Well, I really like getting meta-cognitive…
Indeed, critical thinking is essential, and not just that - critical thinking that is emotionally intelligent, integrative in its analysis, and cross-culturally informed. I would personally add humble as well - because hubris (and the doctrines or belief that ethics are passé, that there is little social and ecological responsibility) is very destructive, as we can see by looking at what industrial agriculture and the cultural genocide of indigenous peoples has done to the living earth and human culture.
I think conventional curricula and mainstream experts often function to reproduce the culture of cartesian dualism that separates everything and everyone into parts, and denies the great mystery that the sum of the whole is greater than the parts, and that we are in relationship with non-linear equations, nuances, spiral dynamics (systems theory) and culture. It is on a quest to conquer all objective evidence and minimize or displace empirical evidence. So, what may be evidence may not be true intelligence, if the values that inform the evidence are “profits over people”, or “using rather than stewarding” or “profitably & temporarily curing rather than durably healing through lifestyle & food-as-medicine” etc. And if what is evidence is not an industrially profitable evidence (such as the reality of cellular healing and cancer remission rates) it’s frequently derailed or just ignored, rather than incorporated and expanded upon for the greater good.
Am a perpetual student of both my own experience and valuing both the empirical and objective - as well as those from well-vetted mentors and independent researchers who I respect. An important piece here is that whether the man is The Man of One Study or Many Studies, The Man is also the euphemism for the hierarchically exploitative male-bias of patriarchal civilization (as opposed to 90%+ of human history, which was egalitarian).
It’s a grave matter when it comes to women’s health, human birth & neonatal practices, and, increasingly, biology in general - as many universities take a biotech perspective on biology now.
I think the geopolitical changes that happened in the 1990s with world trade has seen scientific study become a marketing battlefield, with biases of industrial culture itself accepted as objective reality, its own doctrine. Context maters. What is “evidence-based” is not necessarily what is true, or whole, in such a context.
So, being that western industrialism and its scientific method in medicine is very young (geez, doctors didn’t take germ theory seriously for years, and didn’t even start washing their hands until the late 1850s, after tens of thousands died due to this fact) and that it is founded in colonialism and cultural genocide - I think it has an inherent disregard for even its own early european roots, such as hygiene practices of ancient traditions, as well as the Hippocratic method: first, do no harm.

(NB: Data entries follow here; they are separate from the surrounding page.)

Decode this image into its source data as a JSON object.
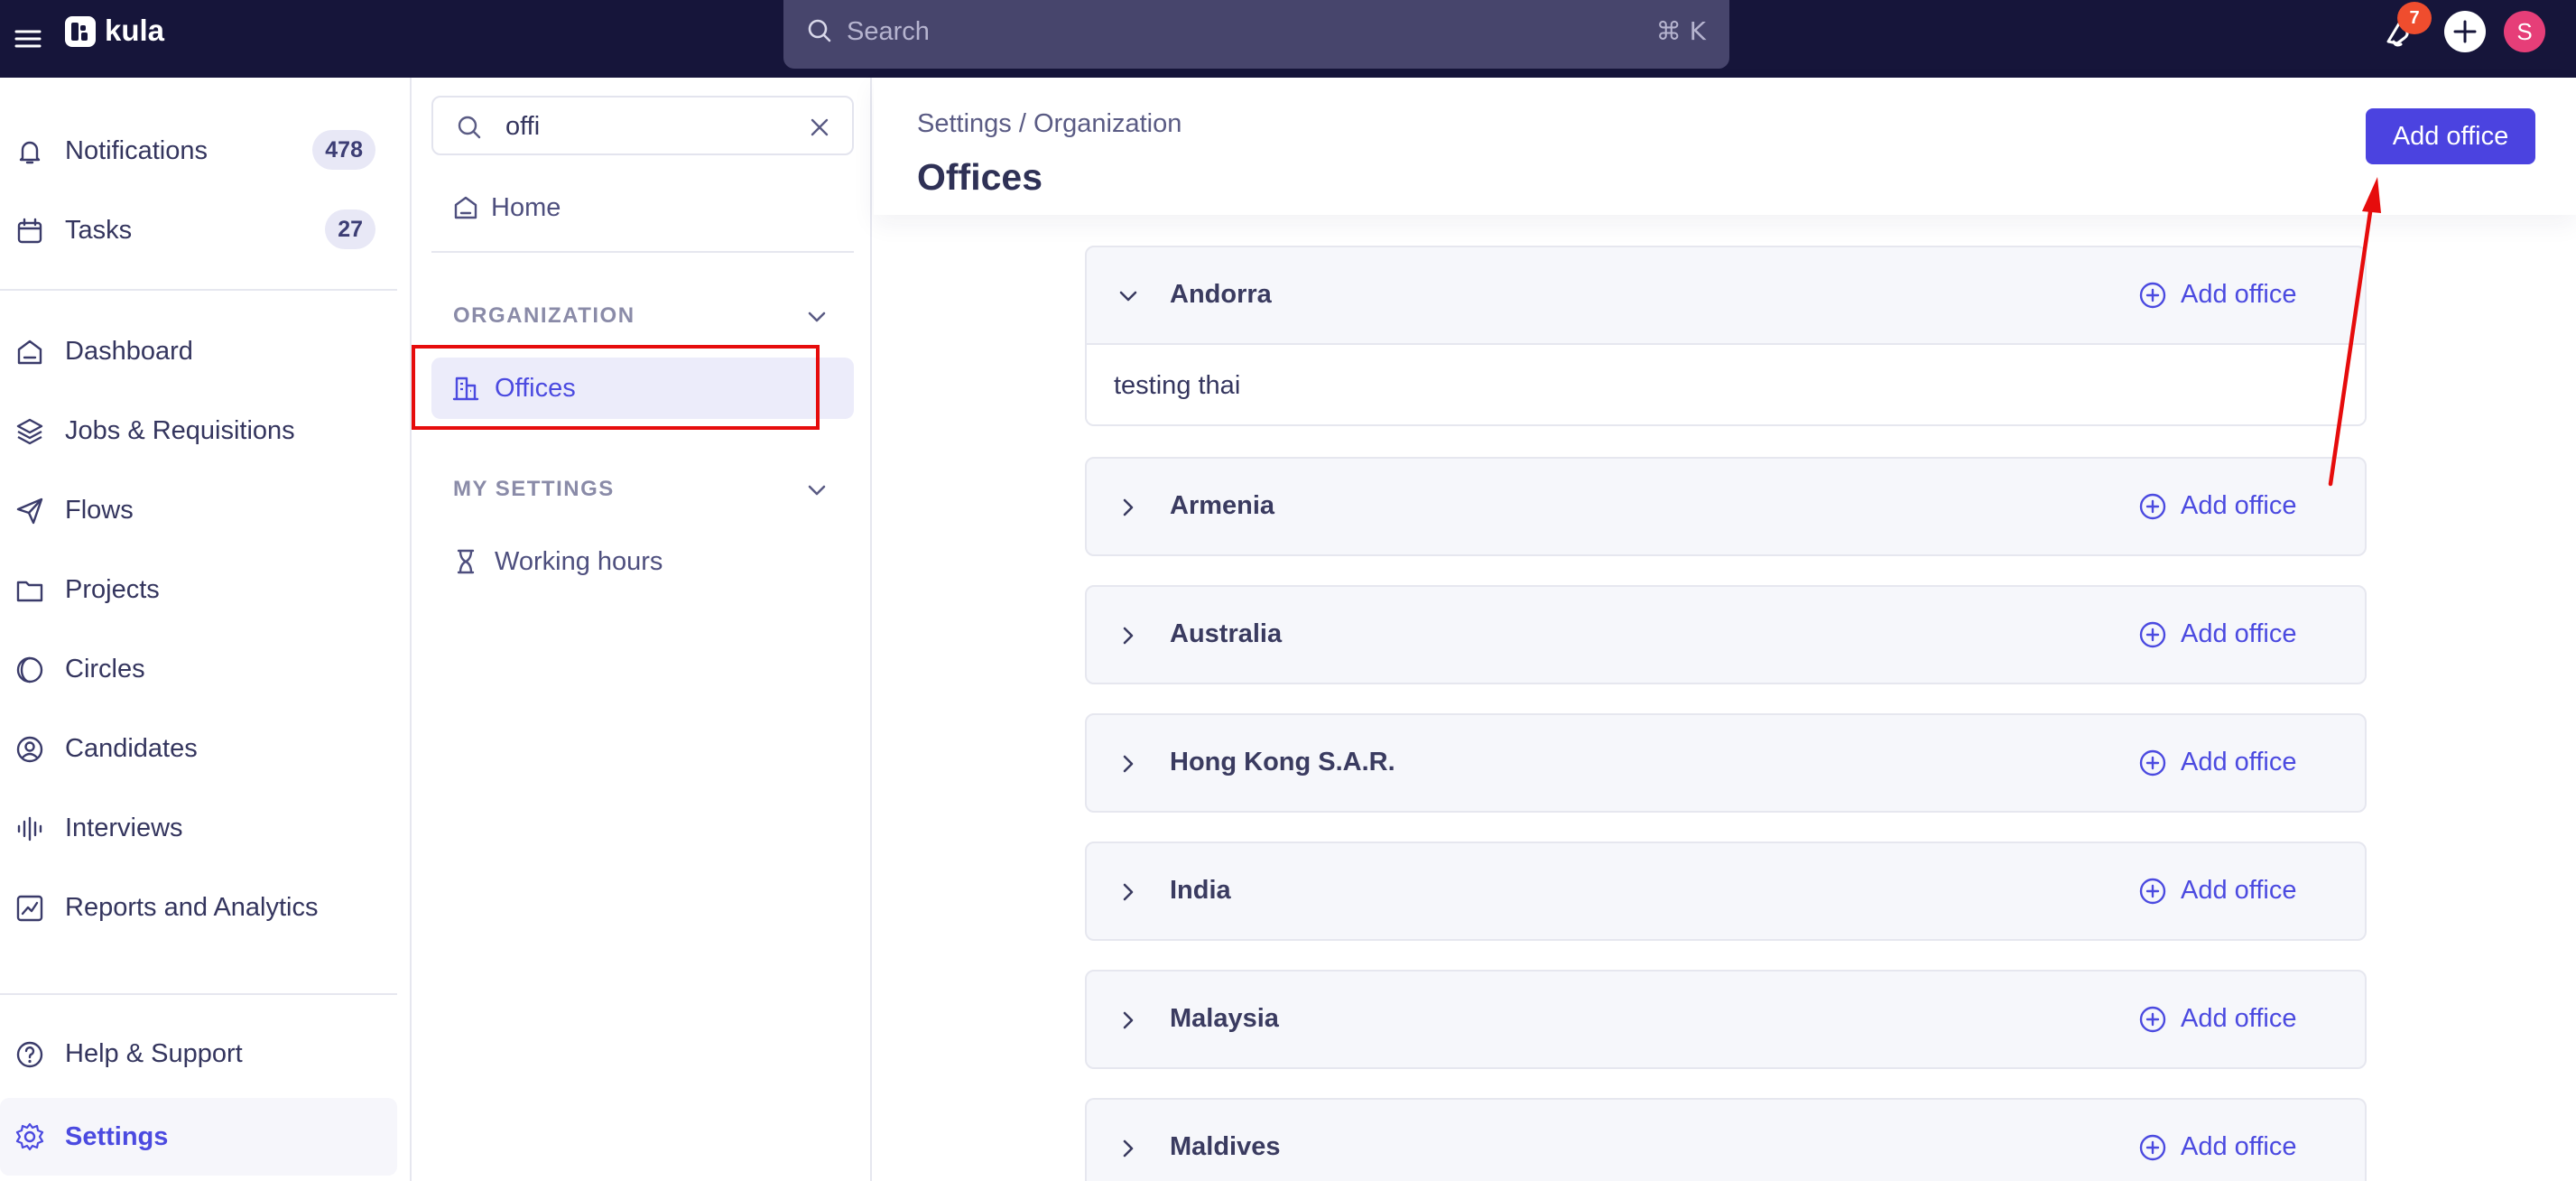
{
  "topbar": {
    "brand": "kula",
    "search_placeholder": "Search",
    "search_shortcut": "⌘ K",
    "notification_badge": "7",
    "avatar_initial": "S"
  },
  "sidebar": {
    "items": [
      {
        "label": "Notifications",
        "badge": "478",
        "icon": "bell-icon"
      },
      {
        "label": "Tasks",
        "badge": "27",
        "icon": "calendar-icon"
      },
      {
        "label": "Dashboard",
        "icon": "home-icon"
      },
      {
        "label": "Jobs & Requisitions",
        "icon": "layers-icon"
      },
      {
        "label": "Flows",
        "icon": "send-icon"
      },
      {
        "label": "Projects",
        "icon": "folder-icon"
      },
      {
        "label": "Circles",
        "icon": "circle-half-icon"
      },
      {
        "label": "Candidates",
        "icon": "user-circle-icon"
      },
      {
        "label": "Interviews",
        "icon": "audio-bars-icon"
      },
      {
        "label": "Reports and Analytics",
        "icon": "chart-icon"
      },
      {
        "label": "Help & Support",
        "icon": "help-icon"
      },
      {
        "label": "Settings",
        "icon": "gear-icon"
      }
    ]
  },
  "settings_nav": {
    "search_value": "offi",
    "home_label": "Home",
    "sections": [
      {
        "title": "ORGANIZATION",
        "links": [
          {
            "label": "Offices"
          }
        ]
      },
      {
        "title": "MY SETTINGS",
        "links": [
          {
            "label": "Working hours"
          }
        ]
      }
    ]
  },
  "main": {
    "breadcrumb": "Settings / Organization",
    "title": "Offices",
    "primary_button": "Add office",
    "countries": [
      {
        "name": "Andorra",
        "expanded": true,
        "add_label": "Add office",
        "offices": [
          "testing thai"
        ]
      },
      {
        "name": "Armenia",
        "expanded": false,
        "add_label": "Add office"
      },
      {
        "name": "Australia",
        "expanded": false,
        "add_label": "Add office"
      },
      {
        "name": "Hong Kong S.A.R.",
        "expanded": false,
        "add_label": "Add office"
      },
      {
        "name": "India",
        "expanded": false,
        "add_label": "Add office"
      },
      {
        "name": "Malaysia",
        "expanded": false,
        "add_label": "Add office"
      },
      {
        "name": "Maldives",
        "expanded": false,
        "add_label": "Add office"
      }
    ]
  },
  "colors": {
    "topbar": "#16153a",
    "accent": "#4b43e0",
    "annotation": "#e60c0c",
    "badge": "#ef4d2e",
    "avatar": "#e63e78"
  }
}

And, in capitalist countries without single payer healthcare (as opposed to a number of socialist-leaning countries such as the Nordic nations, and France etc) profits are being made hand over fist on prescriptions and surgery - along with the unscrupulous funding of studies by large corporate interests (much of the time, pharma companies or industrial agriculture). This, then, certainly influences what is asked by those paid to study - and what “the evidence” is, as well as how findings are reported, and what money can be made off of such reports.
What’s true for me - and true from the sub-atomic level to the cosmos - is that absolute and the relative are always in relationship and at great rapidity
Truth is a rare commodity in post-postmodern industrial culture, and I look for confirmation that contains moral & ethical integrity and cross-cultural respect in its confirmations. I especially like the bioregional food/herbs-as-medicine realm of health & healing (paleoanthropology, cultural anthropology - and the work of Nora Gedgaudas, Ron Schmid, and Sally Fallon Morell in the book Primal Nutrition: Paleolithic and Ancestral Diets for Optimal Health. Gedgaudas, along with many other astute and wise female voices, was featured in the recent FAB Australian ketogenic documentary called The Magic Pill, slammed by the Australian Medical Association - which means probably the American and British medical associations too - because it’s THAT good.